To IP or not to IP?

June 2010 Integrated Solutions

Is IP (Internet protocol) really the question to ask?

It seems at every turn that I hear about retailers with IP initiatives and sales folks – excuse me, 'Vendor Partners' – come running with their own products and solutions that they think you need. I once heard a loss prevention professional say that “most technology providers try to make your problems fit their solutions. A true partner will provide you the solutions so that you can solve your own problems – that is a true partner.”

In my opinion, that is what has been lacking in the solutions that have been available over the past several years; they have great features and offer very specific solutions, but none of them allow the LP professional to effectively implement exactly what they are looking for without limiting future changes.

So to the point of the title of this article: If 'Going IP' is not really the question, then what is the point? Well, one of the most exciting facets of IP surveillance technology is that you are afforded the ability to think outside of the DVR (digital video recorder) box that is so familiar these days. After all, DVRs are just software, storage, processing and encoding in a box, so why not just build your solution with common off-the-shelf components that allow full interoperability and scalability?

Many manufacturers have it in their best interest to lock you into their hardware and their solutions, so this is one of those 'things they do not want you to know'. With the advent of IP-based surveillance, you have the freedom to get away from proprietary and closed environments! Would you not like your surveillance to operate just like your corporate computing, or any other PC-based application that you use every day? It is the most flexible approach for the longest return on your investment.

So what about ‘Going IP’? “Can I not just implement a hybrid DVR to help me bridge the gap?” Well, yes.

But how is that any better than your existing DVR environment? I would bet that it is proprietary, with its own approach to analytics, business intelligence, maybe access control, exception-based reporting, etc. Also, let us say that one of those analogue cameras fails and you would rather replace it with a much better IP camera. Well, it is an analogue channel! If you already put in the limit of IP cameras to that box, what are you going to do?

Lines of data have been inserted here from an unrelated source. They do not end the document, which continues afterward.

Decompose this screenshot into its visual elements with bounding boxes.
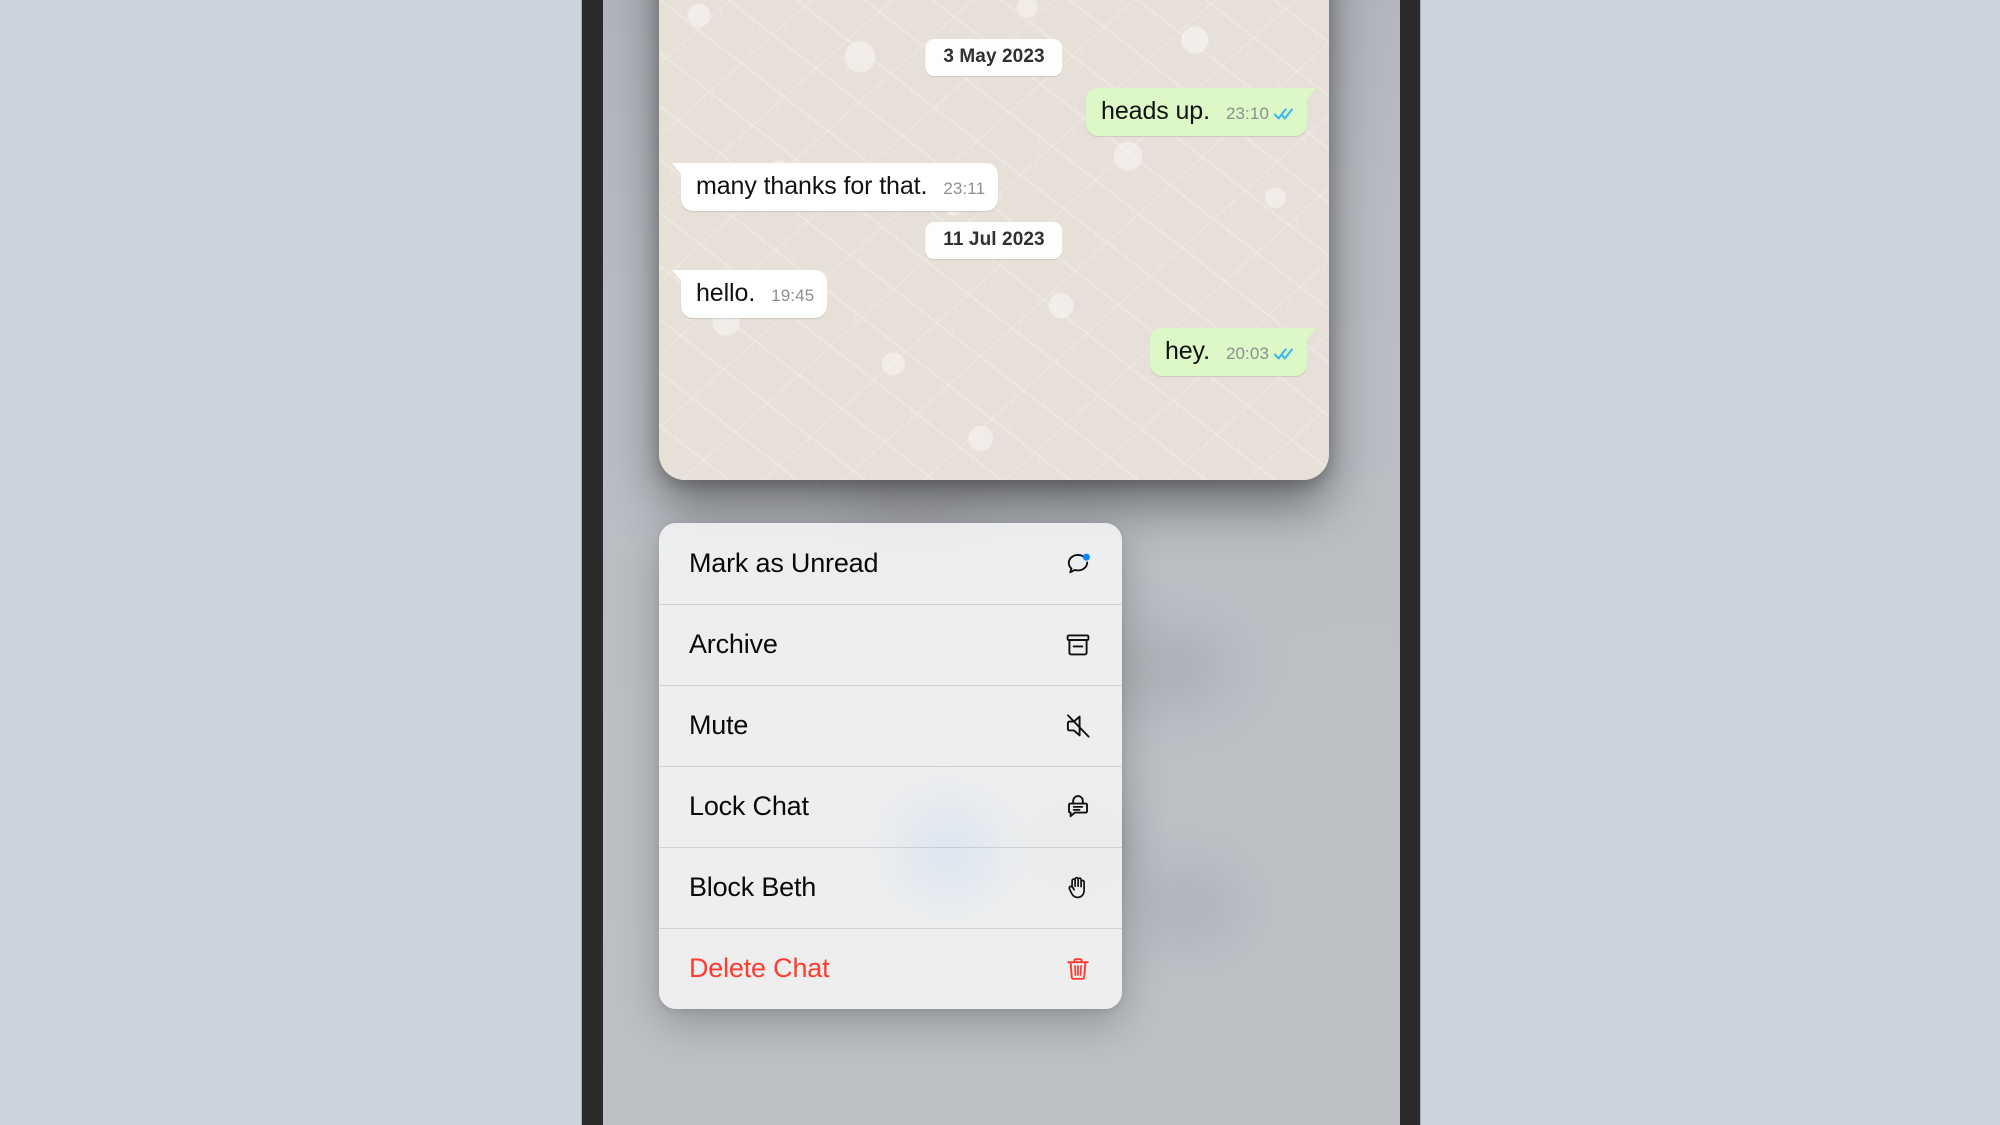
chat-preview-card[interactable]: thanks. 01:05 3 May 2023 heads up. [659, 0, 1329, 480]
incoming-message-bubble[interactable]: many thanks for that. 23:11 [671, 163, 999, 211]
trash-icon [1062, 953, 1094, 985]
message-row: hey. 20:03 [1149, 328, 1317, 376]
message-text: heads up. [1101, 97, 1210, 125]
phone-screen: thanks. 01:05 3 May 2023 heads up. [603, 0, 1400, 1125]
menu-item-label: Archive [689, 629, 778, 659]
menu-item-label: Lock Chat [689, 791, 809, 821]
phone-device-frame: thanks. 01:05 3 May 2023 heads up. [582, 0, 1420, 1125]
menu-item-block-contact[interactable]: Block Beth [659, 847, 1122, 928]
speaker-mute-icon [1062, 710, 1094, 742]
menu-item-delete-chat[interactable]: Delete Chat [659, 928, 1122, 1009]
page-background: thanks. 01:05 3 May 2023 heads up. [0, 0, 2000, 1125]
menu-item-mark-as-unread[interactable]: Mark as Unread [659, 523, 1122, 604]
message-text: hey. [1164, 337, 1210, 365]
message-text: many thanks for that. [696, 172, 928, 200]
message-meta: 23:10 [1226, 104, 1294, 124]
incoming-message-bubble[interactable]: hello. 19:45 [671, 270, 828, 318]
message-meta: 19:45 [771, 286, 814, 306]
menu-item-label: Mute [689, 710, 749, 740]
message-row: hello. 19:45 [671, 270, 828, 318]
menu-item-archive[interactable]: Archive [659, 604, 1122, 685]
message-time: 23:10 [1225, 104, 1269, 123]
message-row: heads up. 23:10 [1086, 88, 1316, 136]
message-meta: 20:03 [1226, 344, 1294, 364]
menu-item-label: Delete Chat [689, 953, 830, 983]
lock-chat-icon [1062, 791, 1094, 823]
archive-box-icon [1062, 629, 1094, 661]
message-time: 20:03 [1225, 344, 1269, 363]
message-meta: 23:11 [943, 179, 985, 199]
message-row: many thanks for that. 23:11 [671, 163, 999, 211]
message-list: thanks. 01:05 3 May 2023 heads up. [659, 0, 1329, 480]
outgoing-message-bubble[interactable]: heads up. 23:10 [1086, 88, 1316, 136]
message-time: 23:11 [943, 179, 986, 198]
date-divider: 11 Jul 2023 [925, 222, 1063, 259]
chat-context-menu[interactable]: Mark as Unread Archive Mute Lock Chat Bl… [659, 523, 1122, 1009]
menu-item-label: Mark as Unread [689, 548, 879, 578]
message-text: hello. [696, 279, 756, 307]
message-time: 19:45 [771, 286, 815, 305]
outgoing-message-bubble[interactable]: hey. 20:03 [1149, 328, 1317, 376]
raised-hand-icon [1062, 872, 1094, 904]
menu-item-label: Block Beth [689, 872, 817, 902]
menu-item-mute[interactable]: Mute [659, 685, 1122, 766]
read-receipt-double-check-icon [1274, 108, 1293, 120]
chat-bubble-unread-icon [1062, 548, 1094, 580]
read-receipt-double-check-icon [1274, 348, 1293, 360]
menu-item-lock-chat[interactable]: Lock Chat [659, 766, 1122, 847]
date-divider: 3 May 2023 [925, 39, 1063, 76]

With an open platform approach, using common off-the-shelf stuff, you can build a system that leverages your existing cameras with encoders, add IP cameras, and it will all operate on a unified holistic platform on which you can layer anyone’s analytics, access control, or other solution of your choice. Also use cellular broadband if you need to, WiFi, or any other common protocol. When an analogue camera dies, replace it with an IP camera, and move that encoder to the next store that has a failing DVR.

The migration path is much more palatable than we have been led to believe so IP is attainable, without sacrificing your existing investment.

The point here is: technology is changing rapidly, but that does not mean that you have to throw out your current investment and suffer the slings and arrows of that outrageous fortune. With the rapidly changing technology, you are afforded many more options than you may realise. By putting yourself on the road to open and interoperable systems, your risk is greatly reduced and you have the ability to bob and weave in whatever manner you may need going forward.